10: Yolumu Kaybettim
"Nereye gidiyoruz?" diye sordu San kıkırdayarak, bir yandan da Wooyoung'un elini daha sıkı tutuyordu.
Diğer elini sarışın adamın kalın, damarlı üst koluna sardı ve iyice yakınlaştı.
"Bilmiyorum. Biraz mahremiyet için bahçede bir yerlere işte," diye cevapladı. San'ı yakınında tutarken karanlığın çökmek üzere olduğu bahçede etrafına bakındı.
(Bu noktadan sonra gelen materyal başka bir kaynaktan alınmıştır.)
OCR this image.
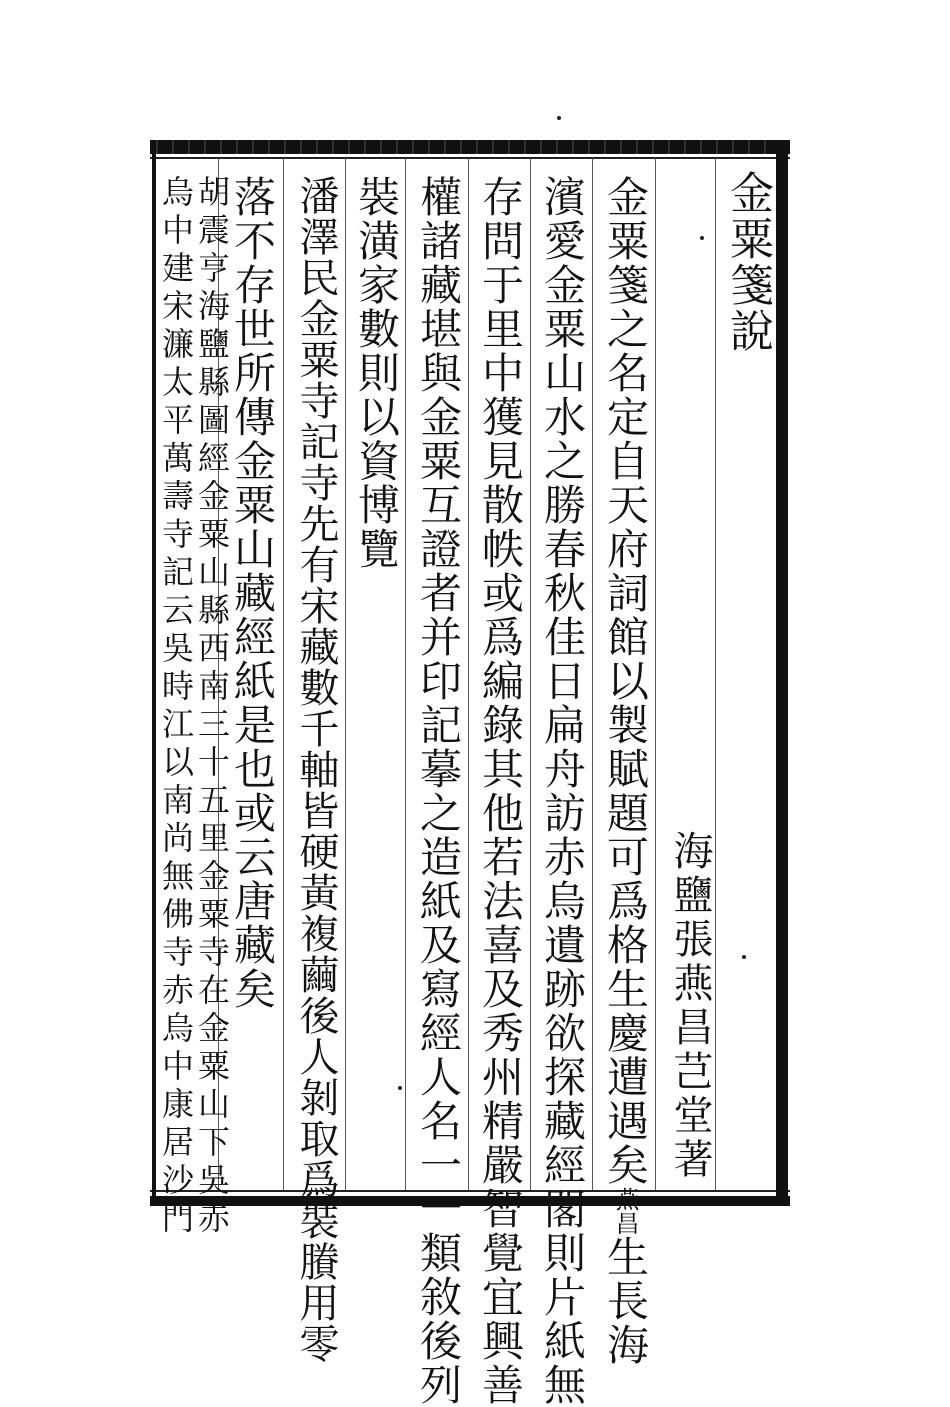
金粟箋說
海鹽張燕昌芑堂著
金粟箋之名定自天府詞館以製賦題可爲格生慶遭遇矣燕昌生長海
濱愛金粟山水之勝春秋佳日扁舟訪赤烏遺跡欲探藏經閣則片紙無
存問于里中獲見散帙或爲編錄其他若法喜及秀州精嚴智覺宜興善
權諸藏堪與金粟互證者并印記摹之造紙及寫經人名一一類敘後列
裝潢家數則以資博覽
潘澤民金粟寺記寺先有宋藏數千軸皆硬黃複繭後人剝取爲裝賸用零
落不存世所傳金粟山藏經紙是也或云唐藏矣
胡震亨海鹽縣圖經金粟山縣西南三十五里金粟寺在金粟山下吳赤
烏中建宋濂太平萬壽寺記云吳時江以南尚無佛寺赤烏中康居沙門
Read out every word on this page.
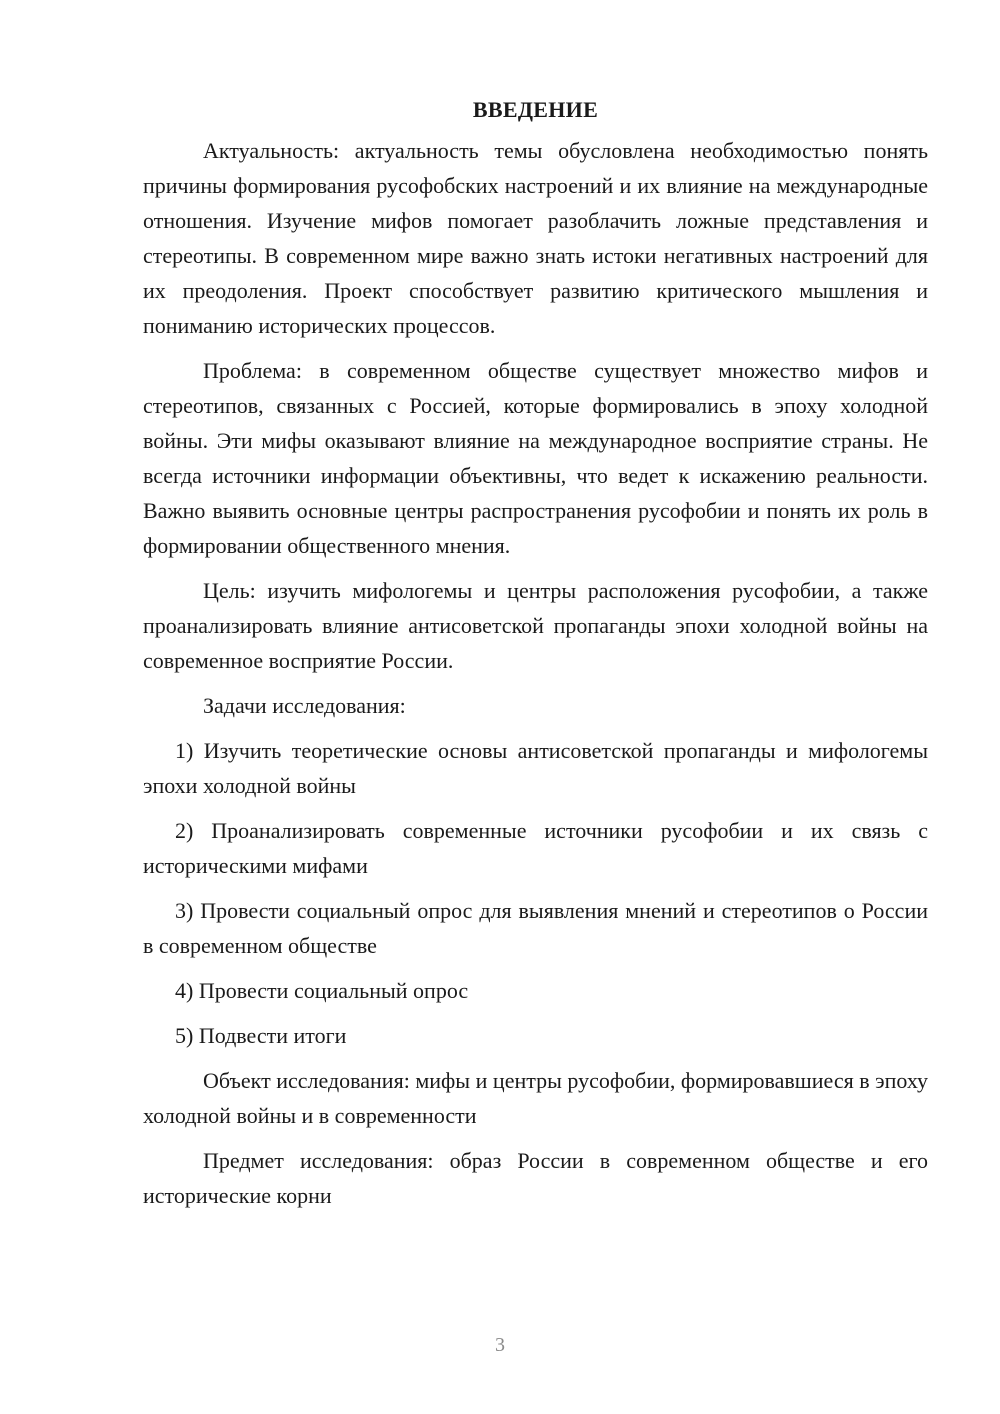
ВВЕДЕНИЕ

Актуальность: актуальность темы обусловлена необходимостью понять причины формирования русофобских настроений и их влияние на международные отношения. Изучение мифов помогает разоблачить ложные представления и стереотипы. В современном мире важно знать истоки негативных настроений для их преодоления. Проект способствует развитию критического мышления и пониманию исторических процессов.

Проблема: в современном обществе существует множество мифов и стереотипов, связанных с Россией, которые формировались в эпоху холодной войны. Эти мифы оказывают влияние на международное восприятие страны. Не всегда источники информации объективны, что ведет к искажению реальности. Важно выявить основные центры распространения русофобии и понять их роль в формировании общественного мнения.

Цель: изучить мифологемы и центры расположения русофобии, а также проанализировать влияние антисоветской пропаганды эпохи холодной войны на современное восприятие России.

Задачи исследования:

1) Изучить теоретические основы антисоветской пропаганды и мифологемы эпохи холодной войны

2) Проанализировать современные источники русофобии и их связь с историческими мифами

3) Провести социальный опрос для выявления мнений и стереотипов о России в современном обществе

4) Провести социальный опрос

5) Подвести итоги

Объект исследования: мифы и центры русофобии, формировавшиеся в эпоху холодной войны и в современности

Предмет исследования: образ России в современном обществе и его исторические корни

3
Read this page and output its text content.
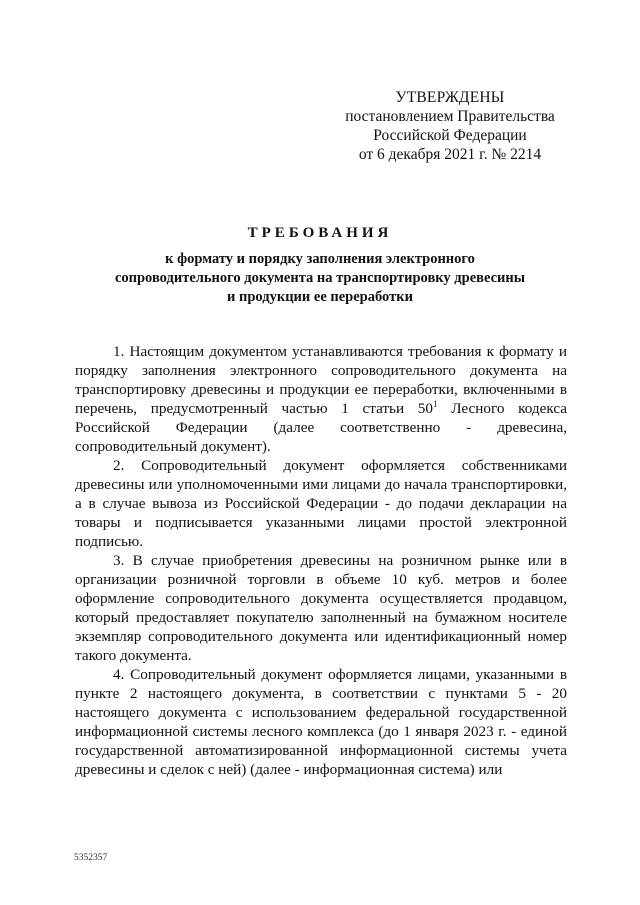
УТВЕРЖДЕНЫ
постановлением Правительства
Российской Федерации
от 6 декабря 2021 г. № 2214
ТРЕБОВАНИЯ
к формату и порядку заполнения электронного
сопроводительного документа на транспортировку древесины
и продукции ее переработки

1. Настоящим документом устанавливаются требования к формату и порядку заполнения электронного сопроводительного документа на транспортировку древесины и продукции ее переработки, включенными в перечень, предусмотренный частью 1 статьи $50^1$ Лесного кодекса Российской Федерации (далее соответственно - древесина, сопроводительный документ).

2. Сопроводительный документ оформляется собственниками древесины или уполномоченными ими лицами до начала транспортировки, а в случае вывоза из Российской Федерации - до подачи декларации на товары и подписывается указанными лицами простой электронной подписью.

3. В случае приобретения древесины на розничном рынке или в организации розничной торговли в объеме 10 куб. метров и более оформление сопроводительного документа осуществляется продавцом, который предоставляет покупателю заполненный на бумажном носителе экземпляр сопроводительного документа или идентификационный номер такого документа.

4. Сопроводительный документ оформляется лицами, указанными в пункте 2 настоящего документа, в соответствии с пунктами 5 - 20 настоящего документа с использованием федеральной государственной информационной системы лесного комплекса (до 1 января 2023 г. - единой государственной автоматизированной информационной системы учета древесины и сделок с ней) (далее - информационная система) или

5352357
Ardından çitlerin arasından ilerleyen yolu işaret ederek siyah saçlı adamı yola doğru yönlendirdi. San'ın yanakları gülümsemekten neredeyse ağrımaya başlamıştı ama umurunda bile değildi.
Birlikte kıkırdarlarken bahçenin ve gecenin verdiği huzuru bozmamak için fısıldaşıyorlardı.
"Sence Martin burada mıdır?"
"Umarım değildir. Tekrar bir kertenkeleyle karşılaştırılmak istemiyorum."
San cevap olarak genizden gülerken, Wooyoung da sırıttı. Sarışın adam bahçede öncülük ederken villanın bu kadar büyük oluşuna hala inanamıyordu.
Hava karanlıktı ve nereye gittiklerini göremiyordu, o yüzden sıkıca sarışın adamın koluna sarılmıştı.
Wooyoung'la tekrar özel 'an' mı yaşayacaklardı?
Çocuklara anlatmak için sabırsızlanıyordu. Arkadaşlarına her şeyini anlatıyordu ama dün geceyle ilgili konuşmak için bugün fırsat bulamamıştı.
"Neredeyiz?" diye fısıldadı San, Wooyoung'un nerede olduklarını hesaplamasını izlerken endişeyle dilini ısırdı.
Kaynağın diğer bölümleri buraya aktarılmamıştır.